Conjetura Lucy Jones en Perdiendo el Edén que es probable que en nuestros pulmones sobrevivan esporas de bacterias que llevan miles de años sobreviviendo en el aire y que habrán entrado y salido de seres humanos que habitaron en la prehistoria.  Imagina Lucy que puede vivir en ella una de las esporas que expelió Julio César cuando invadió a Britania. Y la espora irá por ahí de cuerpo en cuerpo sin saber casi nada de sus hospederos. Como puede suceder con la jarra de la que bebió alguno de los centuriones del César, o las sandalias que dejó atrás mientras seguía adelante con su legión. Aunque también es posible que la primera se hubiera roto y las segundas deshecho. Aun así, es probable que algo de tales objetos haya sobrevivido, mientras que, del nombre de romanos y britanos y de su recuerdo, no hay nada.

Borges sintió envidia: “Fría y tormentosa la noche que zarpé de Montevideo./ Al doblar el Cerro,/ tiré desde la cubierta más alta/ una moneda que brilló y se anegó en las aguas barrosas,/ una cosa de luz que arrebataron el tiempo y la tiniebla./ Tuve la sensación de haber cometido un acto irrevocable,/ de agregar a la historia del planeta/ dos series incesantes, paralelas, quizá infinitas:/ mi destino, hecho de zozobra, de amor y de vanas vicisitudes,/ y el de aquel disco de metal/ que las aguas darían al blando abismo/ o a los remotos mares que aún roen/ despojos del sajón y del fenicio./ A cada instante de mi sueño o de mi vigilia/ corresponde otro de la ciega moneda./ A veces he sentido remordimiento/ y otras envidia,/ de ti que estás, como nosotros, en el tiempo y su laberinto/ y que no lo sabes”.

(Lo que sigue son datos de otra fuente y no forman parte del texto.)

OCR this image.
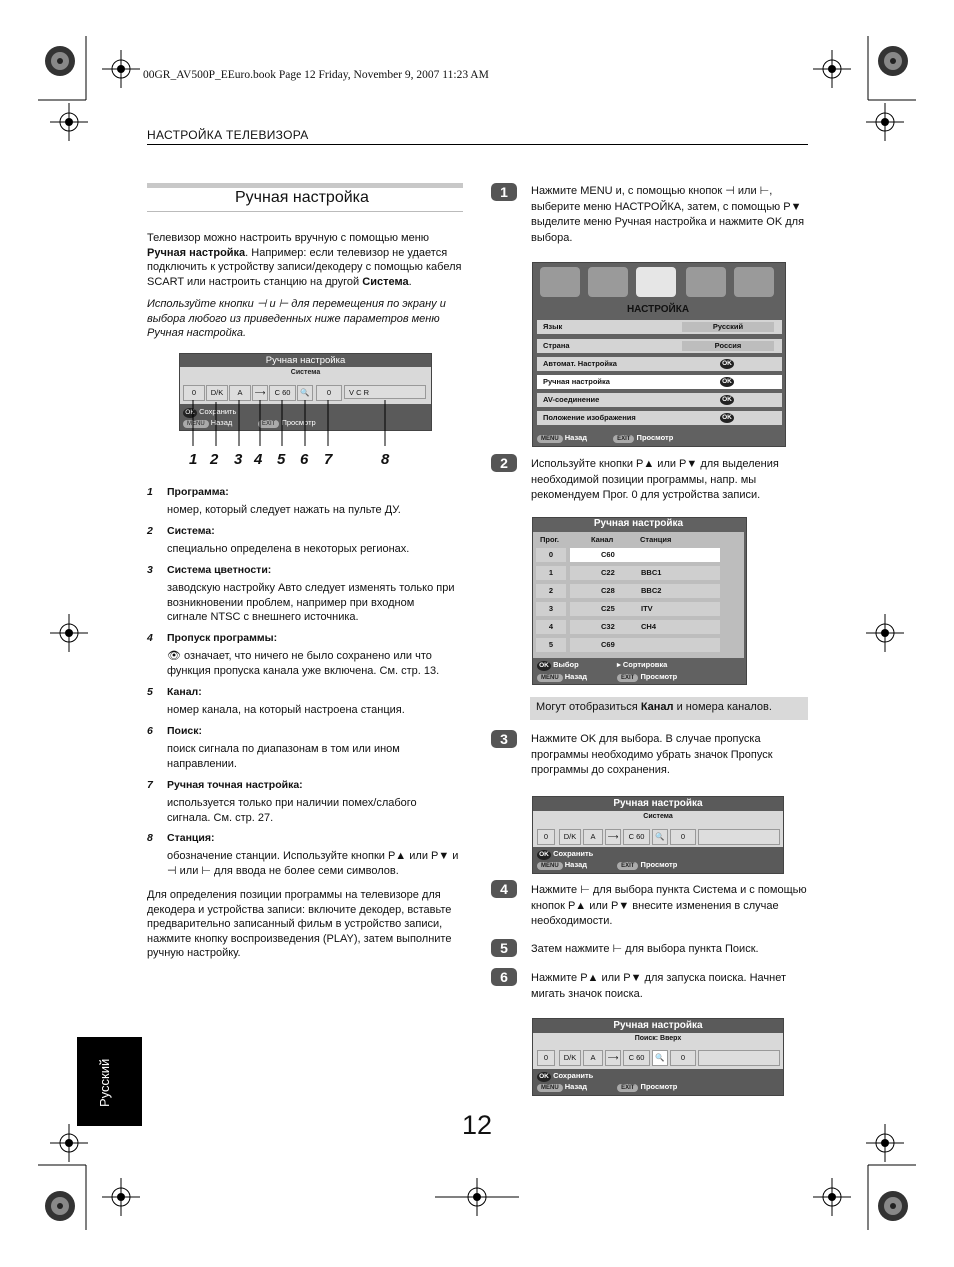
00GR_AV500P_EEuro.book Page 12 Friday, November 9, 2007 11:23 AM
НАСТРОЙКА ТЕЛЕВИЗОРА
Ручная настройка
Телевизор можно настроить вручную с помощью меню Ручная настройка. Например: если телевизор не удается подключить к устройству записи/декодеру с помощью кабеля SCART или настроить станцию на другой Система.
Используйте кнопки ⊣ и ⊢ для перемещения по экрану и выбора любого из приведенных ниже параметров меню Ручная настройка.
Ручная настройка
Система
0	D/K	A	⟶	C 60	🔍	0	V C R
OK Сохранить
MENU Назад	EXIT Просмотр
1 2 3 4 5 6 7	8
1 Программа:
номер, который следует нажать на пульте ДУ.
2 Система:
специально определена в некоторых регионах.
3 Система цветности:
заводскую настройку Авто следует изменять только при возникновении проблем, например при входном сигнале NTSC с внешнего источника.
4 Пропуск программы:
👁 означает, что ничего не было сохранено или что функция пропуска канала уже включена. См. стр. 13.
5 Канал:
номер канала, на который настроена станция.
6 Поиск:
поиск сигнала по диапазонам в том или ином направлении.
7 Ручная точная настройка:
используется только при наличии помех/слабого сигнала. См. стр. 27.
8 Станция:
обозначение станции. Используйте кнопки P▲ или P▼ и ⊣ или ⊢ для ввода не более семи символов.
Для определения позиции программы на телевизоре для декодера и устройства записи: включите декодер, вставьте предварительно записанный фильм в устройство записи, нажмите кнопку воспроизведения (PLAY), затем выполните ручную настройку.
Русский
12
1	Нажмите MENU и, с помощью кнопок ⊣ или ⊢, выберите меню НАСТРОЙКА, затем, с помощью P▼ выделите меню Ручная настройка и нажмите OK для выбора.
НАСТРОЙКА
Язык	Русский
Страна	Россия
Автомат. Настройка	OK
Ручная настройка	OK
AV-соединение	OK
Положение изображения	OK
MENU Назад	EXIT Просмотр
2	Используйте кнопки P▲ или P▼ для выделения необходимой позиции программы, напр. мы рекомендуем Прог. 0 для устройства записи.
Ручная настройка
Прог.	Канал	Станция
0	C60
1	C22	BBC1
2	C28	BBC2
3	C25	ITV
4	C32	CH4
5	C69
OK Выбор	▸ Сортировка
MENU Назад	EXIT Просмотр
Могут отобразиться Канал и номера каналов.
3	Нажмите OK для выбора. В случае пропуска программы необходимо убрать значок Пропуск программы до сохранения.
Ручная настройка
Система
OK Сохранить
MENU Назад	EXIT Просмотр
0	D/K	A	⟶	C 60	🔍	0
4	Нажмите ⊢ для выбора пункта Система и с помощью кнопок P▲ или P▼ внесите изменения в случае необходимости.
5	Затем нажмите ⊢ для выбора пункта Поиск.
6	Нажмите P▲ или P▼ для запуска поиска. Начнет мигать значок поиска.
Ручная настройка
Поиск: Вверх
OK Сохранить
MENU Назад	EXIT Просмотр
0	D/K	A	⟶	C 60	🔍	0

Llegará un momento en el que el espejo, aun cuando yo me encuentre al frente, no refleje a nadie, tal como supuso Brines; será el final entonces de mi destino, hecho de zozobra, de amor y de vanas vicisitudes. Cuando suceda, guardaré silencio, no lo gritaré a los cuatro vientos, a pesar de que será el momento preciso, el más sublime, el ingreso a la nada.

Y el espejo seguirá allí, doblando la imagen de otros, incluso aunque se vuelva trozos.